Lo dijo IUS ya en su día; y yo nunca podría definirlo mejor: “Un hogar es el lugar donde uno se siente cómodo y tranquilo. Donde los pesares pasan o son más fáciles calmar y olvidar y los problemas de solucionar. El lugar al que te produce alegría regresar y satisfacción haber construido. Donde la calma y el sosiego se obtienen y comparten. Todo ello no es por sí solo felicidad, pero contribuye a la felicidad.”

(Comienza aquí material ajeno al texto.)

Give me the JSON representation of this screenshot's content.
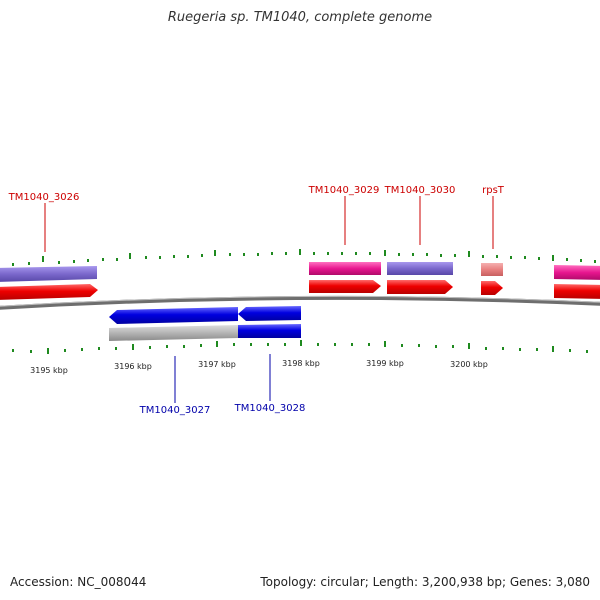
{
  "title": "Ruegeria sp. TM1040, complete genome",
  "accession": "Accession: NC_008044",
  "topology": "Topology: circular; Length: 3,200,938 bp; Genes: 3,080",
  "colors": {
    "backbone": "#7a7a7a",
    "tick": "#1f8a1f",
    "forward_label": "#cc0000",
    "reverse_label": "#0000aa",
    "cds_forward": "#ee0000",
    "cds_reverse": "#0000e0",
    "gene_purple": "#7b68cc",
    "gene_pink": "#e8168f",
    "gene_lightpink": "#e88080",
    "gene_grey": "#b4b4b4"
  },
  "scale_labels": [
    "3195 kbp",
    "3196 kbp",
    "3197 kbp",
    "3198 kbp",
    "3199 kbp",
    "3200 kbp"
  ],
  "genes_top": [
    {
      "label": "TM1040_3026"
    },
    {
      "label": "TM1040_3029"
    },
    {
      "label": "TM1040_3030"
    },
    {
      "label": "rpsT"
    }
  ],
  "genes_bottom": [
    {
      "label": "TM1040_3027"
    },
    {
      "label": "TM1040_3028"
    }
  ]
}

A veces ese hogar se encuentra en otra persona; a veces se encuentra simplemente en uno mismo cuando (después de una temporada sintiéndose un “sin techo” -después de varios días, meses o años creyéndote perdido en un exilio sin retorno-) descubres que te encuentras y eres justo lo que querías ser y encontrar.

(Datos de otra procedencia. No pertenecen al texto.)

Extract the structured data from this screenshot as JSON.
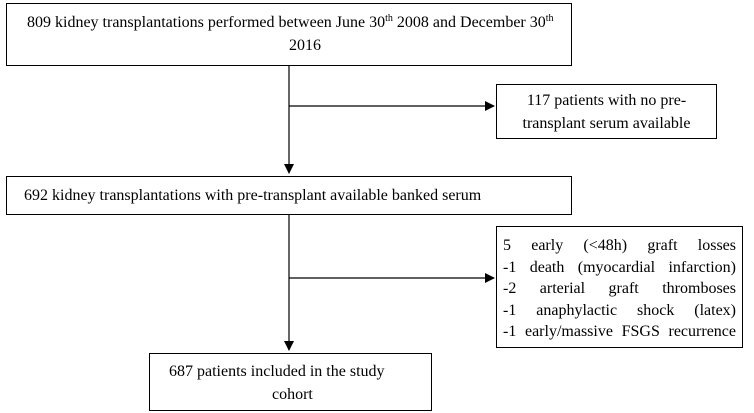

Hay un proyecto de felicidad -un proyecto de hogar- entre las ruinas de una casa pueblerina donde se siente el sostén de las raíces de todo un pasado generacional. Cuando más ruinosa es la habitación de aquella casa, más comulga ésta con mi idea de hogar. En las ruinas el proyecto se me antoja ambicioso y flexible... en las ruinas la naturaleza y la fuerza de los elementos juegan un papel primordial: el viento renueva cada mañana el ambiente, las hierbas recuerdan que la vida existe a pesar de negarse a ella (y negarla a los tuyos)... y la lluvia; la lluvia -en una casa abandonada- bendice los restos de lo que en un pasado constituyó un esplendoroso hogar con la esperanza de sentirse renacido, renovando -a cada gota- la fuerza única del bautismo.
LA CASA ABANDONADA
Entré al atardecer, con sol perdido
El patio lloraba una estatua vacía.
Profundos caballos de polvo viajaban
hacia los lugares más vagos del moho.
Un hoyo remoto pasaba a la nada.
El vacío entraba con sus muchedumbres
y con sus inmensas campanas ya mudas.
Oí un paso dado en otra centuria
y vi en una cisterna el muñón de mi alma.

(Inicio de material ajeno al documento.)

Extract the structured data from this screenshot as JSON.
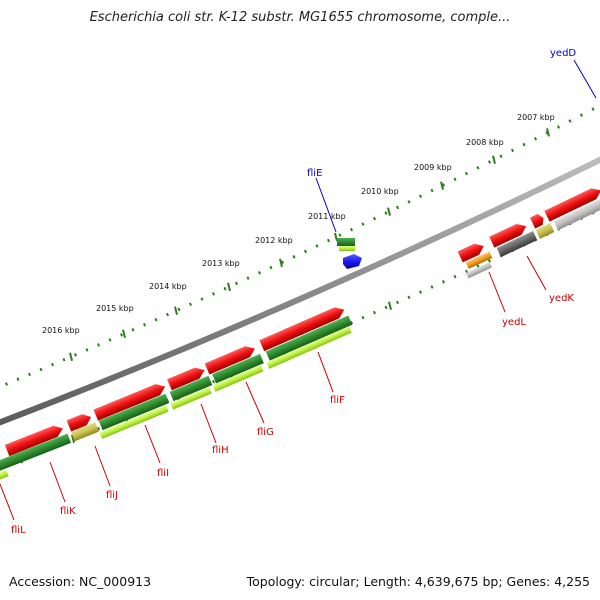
{
  "title": "Escherichia coli str. K-12 substr. MG1655 chromosome, comple...",
  "footer": {
    "accession": "Accession: NC_000913",
    "topology": "Topology: circular; Length: 4,639,675 bp; Genes: 4,255"
  },
  "scale_labels": [
    "2007 kbp",
    "2008 kbp",
    "2009 kbp",
    "2010 kbp",
    "2011 kbp",
    "2012 kbp",
    "2013 kbp",
    "2014 kbp",
    "2015 kbp",
    "2016 kbp"
  ],
  "gene_labels": [
    {
      "text": "yedD",
      "color": "#0000cc"
    },
    {
      "text": "fliE",
      "color": "#0000cc"
    },
    {
      "text": "yedK",
      "color": "#cc0000"
    },
    {
      "text": "yedL",
      "color": "#cc0000"
    },
    {
      "text": "fliF",
      "color": "#cc0000"
    },
    {
      "text": "fliG",
      "color": "#cc0000"
    },
    {
      "text": "fliH",
      "color": "#cc0000"
    },
    {
      "text": "fliI",
      "color": "#cc0000"
    },
    {
      "text": "fliJ",
      "color": "#cc0000"
    },
    {
      "text": "fliK",
      "color": "#cc0000"
    },
    {
      "text": "fliL",
      "color": "#cc0000"
    }
  ],
  "colors": {
    "cds": "#ee1111",
    "gene": "#2e8b2e",
    "gene_alt": "#b8f040",
    "rna": "#1a1aee",
    "backbone": "#8a8a8a",
    "scale": "#2e7d1f",
    "pseudo": "#666666",
    "misc": "#f0a020"
  }
}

Un viento blanquísimo dormía doblado
en un seco lienzo de aves olvidadas.
Un reloj yacía en ácidos profundos
y el peso de un pájaro recorría el muro.
Una niña muerta soñaba en un cuento
dicho desde una alta ventana de niebla.
Hacia atrás viajaba un abecedario,
los días antiguos eran los primeros
por una pequeña compuerta de naipes...
(En un muro blanco, hallé esta leyenda:
"El 7 de marzo murió María Eugenia").
Arriba en la tarde flotaban obispos
con lámparas llenas de azufre y de trigo.
Arriba en la tarde.
Y no era yo mismo el que había vuelto.